Le 9 octobre dernier, le ministre du Développement économique, de l’Innovation et de l’Exportation (MDEIE), Raymond Bachand, dévoilait la Stratégie de l’industrie québécoise de la mode et du vêtement. Le gouvernement promet ainsi d’investir 82 M$ d’ici 2010 pour appuyer cette industrie. On sait que cette dernière fait face à une vive concurrence de la Chine, qui s’est lancée dans la fabrication de vêtements à des prix qui défient toute compétition. Plus d’un manufacturier de chez nous a mordu la poussière. Pour sauver ce créneau stratégique de l’économie montréalaise, le gouvernement mise tout particulièrement sur le talent des créateurs, une excellente nouvelle pour l’École supérieure de mode et ses étudiants.

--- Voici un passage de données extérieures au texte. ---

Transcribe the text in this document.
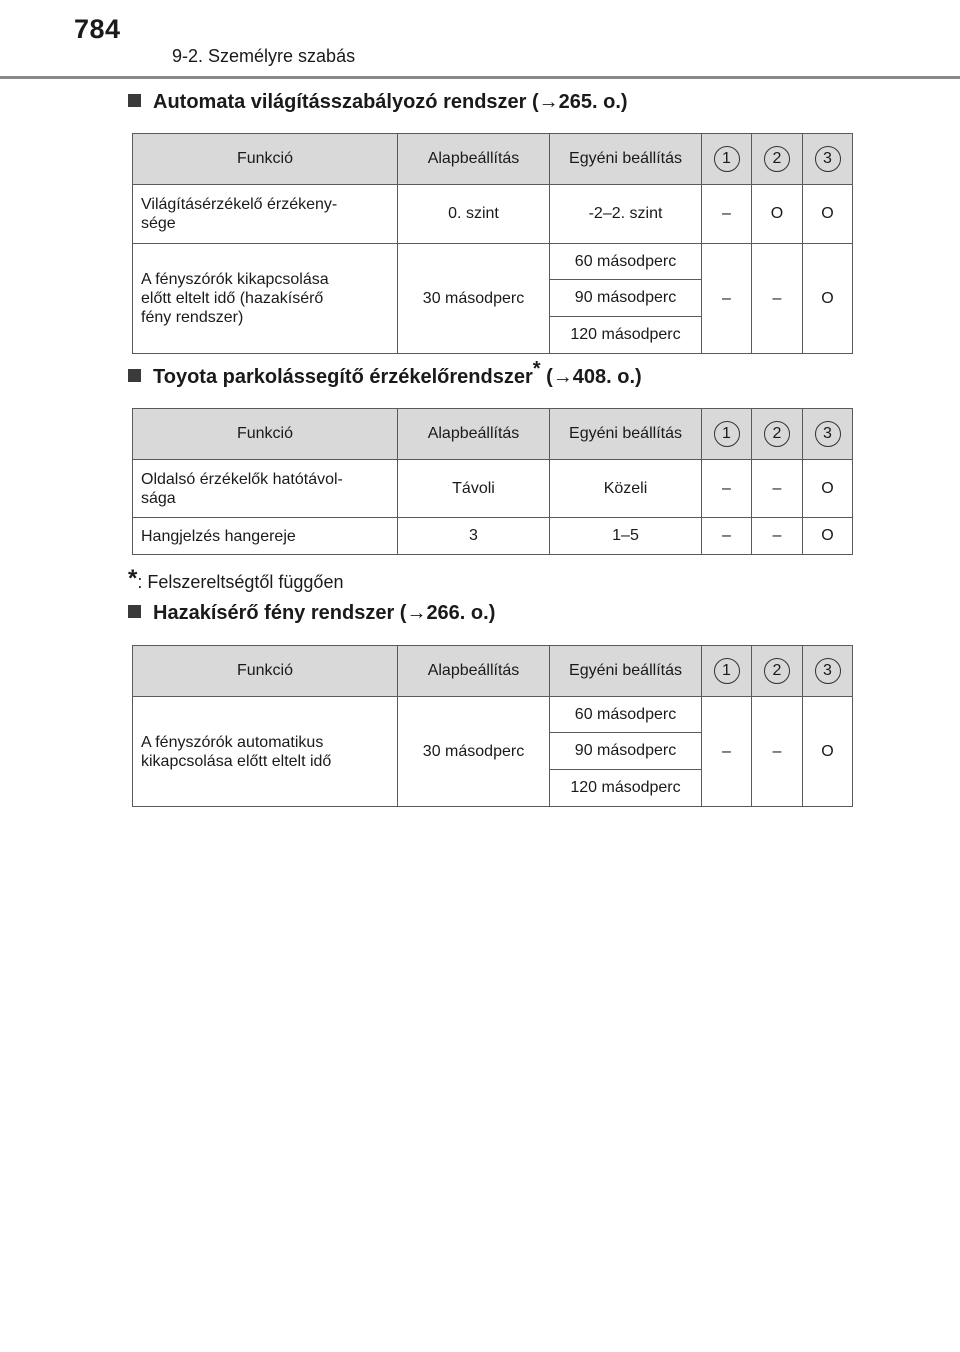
784
9-2. Személyre szabás
Automata világításszabályozó rendszer (→265. o.)
Funkció	Alapbeállítás	Egyéni beállítás	1	2	3
Világításérzékelő érzékeny-
sége	0. szint	-2–2. szint	–	O	O
A fényszórók kikapcsolása
előtt eltelt idő (hazakísérő
fény rendszer)	30 másodperc	60 másodperc	–	–	O
		90 másodperc			
		120 másodperc			
Toyota parkolássegítő érzékelőrendszer* (→408. o.)
Funkció	Alapbeállítás	Egyéni beállítás	1	2	3
Oldalsó érzékelők hatótávol-
sága	Távoli	Közeli	–	–	O
Hangjelzés hangereje	3	1–5	–	–	O
*: Felszereltségtől függően
Hazakísérő fény rendszer (→266. o.)
Funkció	Alapbeállítás	Egyéni beállítás	1	2	3
A fényszórók automatikus
kikapcsolása előtt eltelt idő	30 másodperc	60 másodperc	–	–	O
		90 másodperc			
		120 másodperc			
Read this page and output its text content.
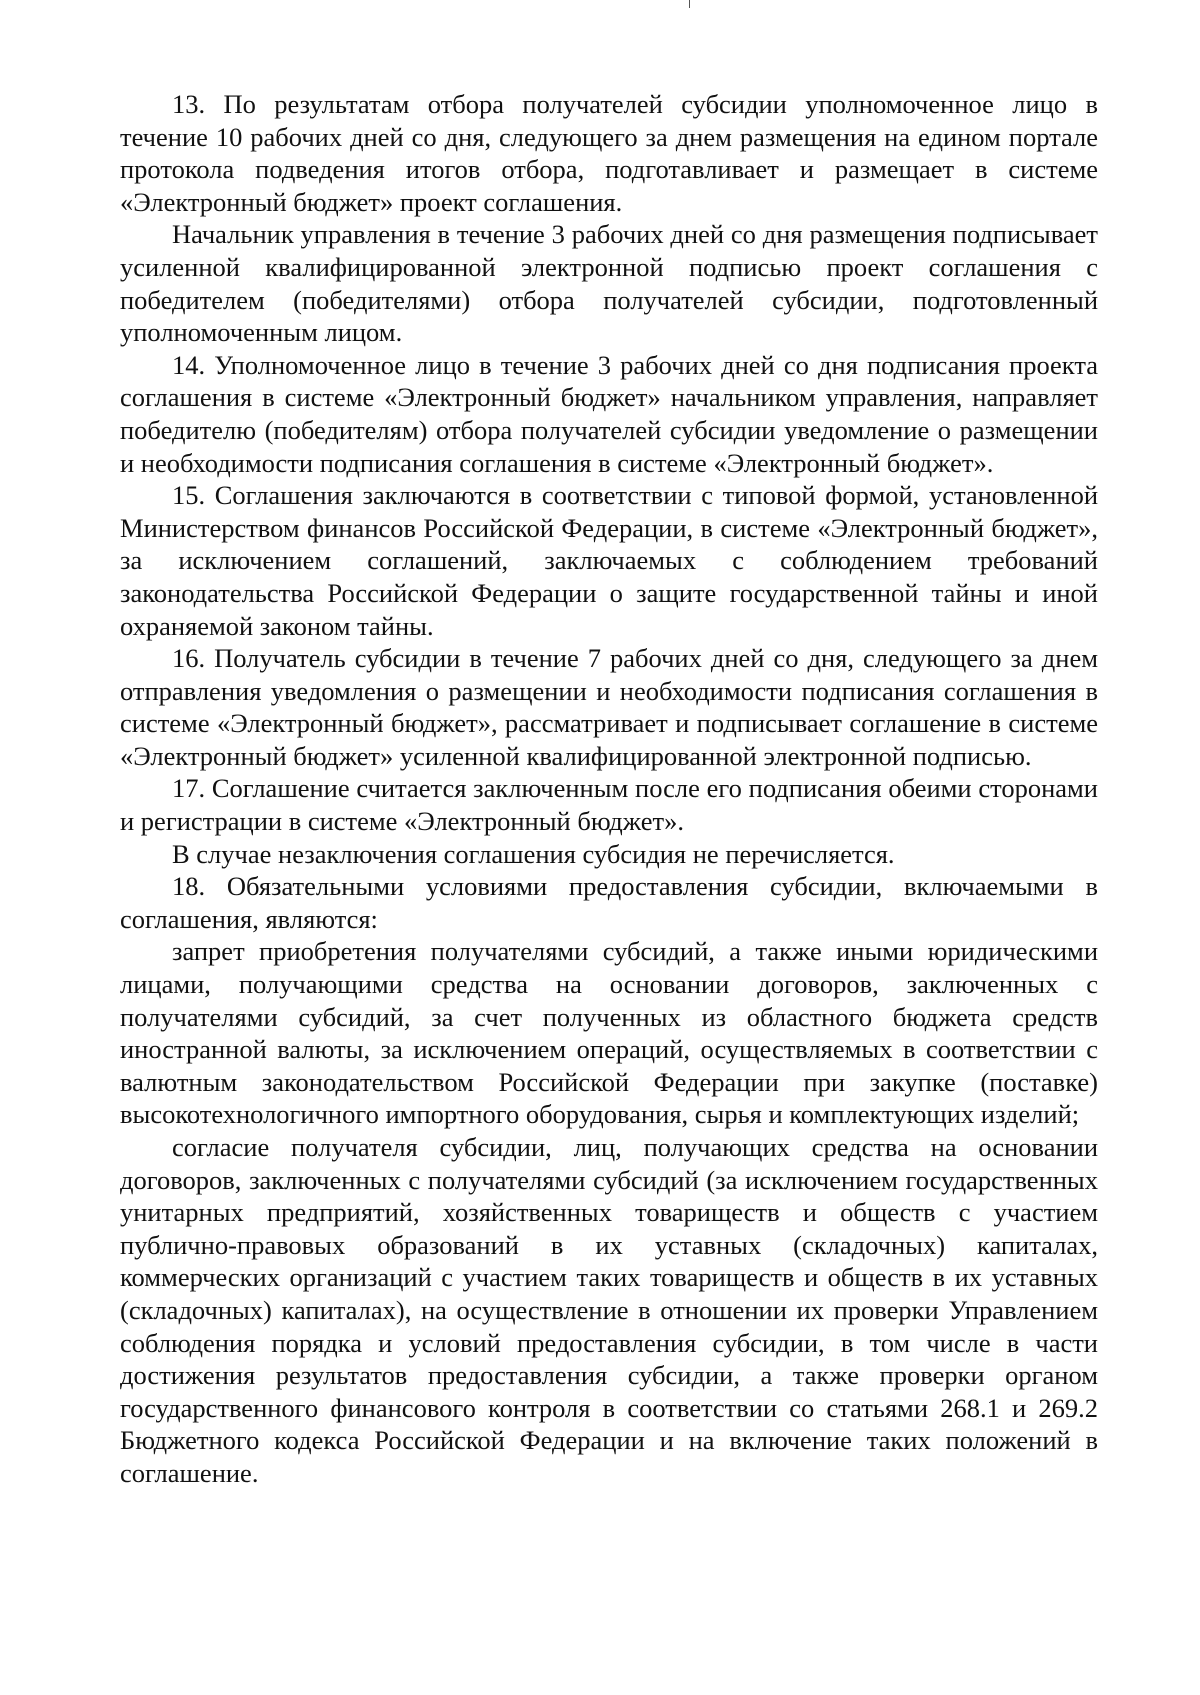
13. По результатам отбора получателей субсидии уполномоченное лицо в течение 10 рабочих дней со дня, следующего за днем размещения на едином портале протокола подведения итогов отбора, подготавливает и размещает в системе «Электронный бюджет» проект соглашения.

Начальник управления в течение 3 рабочих дней со дня размещения подписывает усиленной квалифицированной электронной подписью проект соглашения с победителем (победителями) отбора получателей субсидии, подготовленный уполномоченным лицом.

14. Уполномоченное лицо в течение 3 рабочих дней со дня подписания проекта соглашения в системе «Электронный бюджет» начальником управления, направляет победителю (победителям) отбора получателей субсидии уведомление о размещении и необходимости подписания соглашения в системе «Электронный бюджет».

15. Соглашения заключаются в соответствии с типовой формой, установленной Министерством финансов Российской Федерации, в системе «Электронный бюджет», за исключением соглашений, заключаемых с соблюдением требований законодательства Российской Федерации о защите государственной тайны и иной охраняемой законом тайны.

16. Получатель субсидии в течение 7 рабочих дней со дня, следующего за днем отправления уведомления о размещении и необходимости подписания соглашения в системе «Электронный бюджет», рассматривает и подписывает соглашение в системе «Электронный бюджет» усиленной квалифицированной электронной подписью.

17. Соглашение считается заключенным после его подписания обеими сторонами и регистрации в системе «Электронный бюджет».

В случае незаключения соглашения субсидия не перечисляется.

18. Обязательными условиями предоставления субсидии, включаемыми в соглашения, являются:

запрет приобретения получателями субсидий, а также иными юридическими лицами, получающими средства на основании договоров, заключенных с получателями субсидий, за счет полученных из областного бюджета средств иностранной валюты, за исключением операций, осуществляемых в соответствии с валютным законодательством Российской Федерации при закупке (поставке) высокотехнологичного импортного оборудования, сырья и комплектующих изделий;

согласие получателя субсидии, лиц, получающих средства на основании договоров, заключенных с получателями субсидий (за исключением государственных унитарных предприятий, хозяйственных товариществ и обществ с участием публично-правовых образований в их уставных (складочных) капиталах, коммерческих организаций с участием таких товариществ и обществ в их уставных (складочных) капиталах), на осуществление в отношении их проверки Управлением соблюдения порядка и условий предоставления субсидии, в том числе в части достижения результатов предоставления субсидии, а также проверки органом государственного финансового контроля в соответствии со статьями 268.1 и 269.2 Бюджетного кодекса Российской Федерации и на включение таких положений в соглашение.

PRO MODE, un service d’accompagnement et de financement qui sera mis en place par le MDEIE pour voir à la réalisation de la Stratégie, veillera notamment à favoriser de nouveaux partenariats entre les designers de mode et les experts de la mise en marché. «Ce volet me réjouit tout particulièrement», s’enthousiasme Michèle Beaudoin, professeure spécialisée en commercialisation de la mode à l’École. «Nous avons ici des créateurs de grands talents, mais qui n’ont pas toujours l’expertise ou même le temps nécessaire pour amener leurs créations jusqu’aux consommateurs. À l’école, nous ne formons pas que des designers, mais également des spécialistes de la commercialisation et de la gestion industrielle qui peuvent s’occuper du volet mise en marché.»
Une alliance stratégique
Étonnamment, aux dires de Mme Beaudoin, ces différents univers ont peu l’habitude de se mêler. Les créateurs craignent de perdre le contrôle de leur collection en s’associant au monde des affaires. L’industrie manufacturière, quant à elle, a longtemps considéré qu’il n’était pas essentiel d’innover, se contentant de produire des vêtements inspirés de la mode internationale, au plus bas coût possible.
«Je pense que tout le monde devra mettre un peu d’eau dans son vin», dit la professeure, qui a longtemps travaillé pour des manufacturiers de la rue Chabanel avant de faire le saut vers l’enseignement. «C’est tellement frustrant pour un créateur de rencontrer un client qui veut commander un gros volume qu’il n’est pas capable de livrer, parce qu’il n’a par les ressources pour acheter le tissu, embaucher la main-d’oeuvre ou respecter les échéances de la livraison. Mieux vaut s’associer à un manufacturier qui peut financer la production, quitte à perdre un peu de contrôle sur le produit final.»
Bien vivante
Selon Michèle Beaudoin, il est peu probable que le Québec puisse rapatrier la part de fabrication qui a été transférée vers l’Asie ou même empêcher les délocalisations futures. Mais cela ne veut pas dire pour autant que l’industrie québécoise agonise. Au contraire. Elle est bien vivante. «Nous parlons souvent des échecs, mais nous avons des tas d’histoires à succès. Pensons seulement à Jacob, à Tristan, au Château, à M0851, à la Vie en Rose ou à Deux par deux. Ces entreprises peuvent faire fabriquer en Chine, mais elles emploient des centaines de professionnels d’ici. Ce sont résolument des compagnies québécoises.»
Avec ses 22 800 emplois, Montréal est la première ville du vêtement au Canada, devant Toronto et Vancouver. Elle est aussi le troisième centre de production vestimentaire à l’échelle nord-américaine, après Los Angeles et New York. «Depuis l’annonce du MDEIE, le moral est bon dans l’industrie, dit Michèle Beaudoin. Il n’est pas question qu’on perde notre place.»